My favorite place to listen to Eat Feed is on the Q101 bus, which I take from my office on 2nd Avenue in Manhattan back to Queens. In New York City, the Subways can be rude, loud places, with the exhausting seat-jockeying, the blaring bing-bong of the closing doors. The bus, however, is quite different. Because busses, in some ways, are very time-sensitive (they're actually on a fixed schedule, believe it or not, and mostly stick to it) riders generally catch the same one each time -- so you end up riding home, as I do, every afternoon with the same driver, the same ten or fifteen people you see each week. My ride is about 30 minutes, barring any traffic ridiculousness, which is usually just enough time to get through one episode of EatFeed.
The
Taste of Vermont episode took me back to my early years in New York, when I was barely out of high school, living with three roommates in a (what I now know to be cramped) apartment on Broadway and 34th Street in Astoria. One of them, an actor and singer, made frequent trips to Vermont to find work tapping trees for syrup making, and she'd bring us huge jugs of the Grade B stuff, which I think is always richer and filled with more deep caramel flavor than the lighter Grade A some people prefer. So that afternoon, with the Q101 stuck on the
Queensboro Bridge because of some reason or another -- maybe even no reason at all -- I thought about all those breakfasts we had together.

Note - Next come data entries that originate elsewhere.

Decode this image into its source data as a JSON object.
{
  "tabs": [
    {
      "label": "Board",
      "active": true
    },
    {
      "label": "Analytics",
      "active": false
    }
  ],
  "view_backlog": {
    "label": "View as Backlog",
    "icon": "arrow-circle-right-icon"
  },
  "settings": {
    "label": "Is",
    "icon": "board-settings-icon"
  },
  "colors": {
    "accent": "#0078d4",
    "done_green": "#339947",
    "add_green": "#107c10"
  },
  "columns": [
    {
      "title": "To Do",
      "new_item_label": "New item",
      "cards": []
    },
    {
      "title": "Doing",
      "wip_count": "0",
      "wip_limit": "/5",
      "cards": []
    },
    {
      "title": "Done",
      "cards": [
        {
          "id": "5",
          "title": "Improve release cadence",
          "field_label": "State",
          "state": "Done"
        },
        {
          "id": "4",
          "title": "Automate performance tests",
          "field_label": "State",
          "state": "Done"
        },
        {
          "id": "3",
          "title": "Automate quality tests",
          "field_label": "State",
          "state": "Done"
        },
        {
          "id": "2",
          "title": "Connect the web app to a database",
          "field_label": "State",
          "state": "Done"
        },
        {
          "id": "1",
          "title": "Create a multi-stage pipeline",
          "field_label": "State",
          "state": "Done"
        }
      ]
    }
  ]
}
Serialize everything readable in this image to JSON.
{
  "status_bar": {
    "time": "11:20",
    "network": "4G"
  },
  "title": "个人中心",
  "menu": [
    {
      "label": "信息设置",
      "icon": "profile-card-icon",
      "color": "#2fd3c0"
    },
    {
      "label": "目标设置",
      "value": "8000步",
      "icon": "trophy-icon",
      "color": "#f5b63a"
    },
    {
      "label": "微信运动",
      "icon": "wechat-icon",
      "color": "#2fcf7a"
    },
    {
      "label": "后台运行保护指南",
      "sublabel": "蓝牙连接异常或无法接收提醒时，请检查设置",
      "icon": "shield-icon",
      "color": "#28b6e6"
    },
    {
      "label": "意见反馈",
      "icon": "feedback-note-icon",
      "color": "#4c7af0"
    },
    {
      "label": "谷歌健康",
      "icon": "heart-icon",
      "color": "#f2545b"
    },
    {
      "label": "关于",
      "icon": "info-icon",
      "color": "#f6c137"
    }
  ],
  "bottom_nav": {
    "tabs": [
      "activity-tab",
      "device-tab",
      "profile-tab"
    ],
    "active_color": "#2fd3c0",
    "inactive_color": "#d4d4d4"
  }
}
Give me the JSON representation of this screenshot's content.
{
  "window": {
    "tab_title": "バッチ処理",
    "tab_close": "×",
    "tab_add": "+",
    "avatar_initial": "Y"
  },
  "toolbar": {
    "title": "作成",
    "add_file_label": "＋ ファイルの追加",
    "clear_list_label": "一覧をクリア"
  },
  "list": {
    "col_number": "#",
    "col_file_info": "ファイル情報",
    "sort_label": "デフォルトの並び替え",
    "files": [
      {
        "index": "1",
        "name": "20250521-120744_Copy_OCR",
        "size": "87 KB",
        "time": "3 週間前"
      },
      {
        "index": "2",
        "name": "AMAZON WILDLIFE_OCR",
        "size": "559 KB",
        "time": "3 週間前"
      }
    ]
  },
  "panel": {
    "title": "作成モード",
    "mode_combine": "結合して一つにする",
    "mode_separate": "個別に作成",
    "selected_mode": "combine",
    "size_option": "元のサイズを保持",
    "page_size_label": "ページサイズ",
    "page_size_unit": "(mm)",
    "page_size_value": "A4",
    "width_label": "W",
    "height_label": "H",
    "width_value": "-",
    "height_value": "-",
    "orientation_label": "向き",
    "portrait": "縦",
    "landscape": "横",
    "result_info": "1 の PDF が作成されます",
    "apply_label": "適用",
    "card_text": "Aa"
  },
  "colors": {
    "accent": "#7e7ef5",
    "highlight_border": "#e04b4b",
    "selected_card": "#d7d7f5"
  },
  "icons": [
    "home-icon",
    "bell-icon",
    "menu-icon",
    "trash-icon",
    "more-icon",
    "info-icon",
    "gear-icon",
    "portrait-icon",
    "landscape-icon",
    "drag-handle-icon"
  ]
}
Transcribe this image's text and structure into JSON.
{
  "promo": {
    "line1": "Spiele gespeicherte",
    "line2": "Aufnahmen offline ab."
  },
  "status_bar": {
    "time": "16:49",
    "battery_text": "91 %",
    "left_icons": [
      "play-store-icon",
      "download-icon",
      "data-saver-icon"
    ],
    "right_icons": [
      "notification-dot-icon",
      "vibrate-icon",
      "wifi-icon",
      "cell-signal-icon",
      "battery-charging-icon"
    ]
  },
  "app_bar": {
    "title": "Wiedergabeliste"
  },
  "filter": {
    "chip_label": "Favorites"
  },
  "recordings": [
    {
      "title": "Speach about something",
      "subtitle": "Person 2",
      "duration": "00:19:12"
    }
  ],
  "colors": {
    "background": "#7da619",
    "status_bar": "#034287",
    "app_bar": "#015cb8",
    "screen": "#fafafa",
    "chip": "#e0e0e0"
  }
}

2. Three things in your fridge or larder right now:
In my fridge you will always find a tub of
quince paste, because it seems to last forever, no matter how much
manchego I eat. I also have an old peanut butter jar, now filled with roasted red peppers that came from Caputo's Bakery in Carroll Gardens, Brooklyn, where they make (basically) everything themselves. Their peppers are always rich and charry-tasting without the high-pitched sugary flavor you can get with some of the store-bought brands. And if you look in the fridge door, there are two one-pound bags of flax seed, which were sent to me by my mother, and considering that I've had them for several months, and even though I grind them onto everything, they'll probably be in there forever, too.
6. Favorite section of the grocery store:
I love to go food shopping because the grocery store is one of the few places where I get the genuine feeling that anything is possible. I always peek into the carts of the people in front of me in line, all the dozens of ethnicities that live in my neighborhood, and see what they're buying, often wondering
what in the world are they going to make with that.
I never make a shopping list. I just look into my fridge before I leave the house, think a little bit about what I'm craving on the short walk, and then shop a little here and there, without paying too much attention to what I'm getting. (This makes for both interesting and disappointing trips to the fridge in the middle of the week, I know: "oh, no cheese, what's a guy to do?")
I'm lucky, I have about 8 grocery stores within walking distance. My favorite section in all of them is the aisle that has everything wonderful packed in jars: bitter orange marmalade, ginger and mango chutney, Jamaican jerk seasoning, chipotles in adobo sauce, black olive paste, hearts of palm, thai curry paste. I love seeing everything stacked in my cabinets, I love opening jars and getting that satisfying pop.
7. Your favorite small shop, online resource, or open market to shop for yummy food:
Without a doubt, my favorite place to shop is the
Union Square GreenMarket. It's particularly crazy on Saturdays, with people dragging bikes, babies, dogs, skateboards, musical instruments, anything through the market, buying everything from flowers to fresh caught fish to baked goods to cat grass. It's also a way to meet the real people who are growing and nurturing the food you eat.
Don't miss the perfect maple syrup at the
Deep Mountain Maple stand, where they also have sell delicious maple candy and a ginger syrup that's like pure sunlight on your tongue.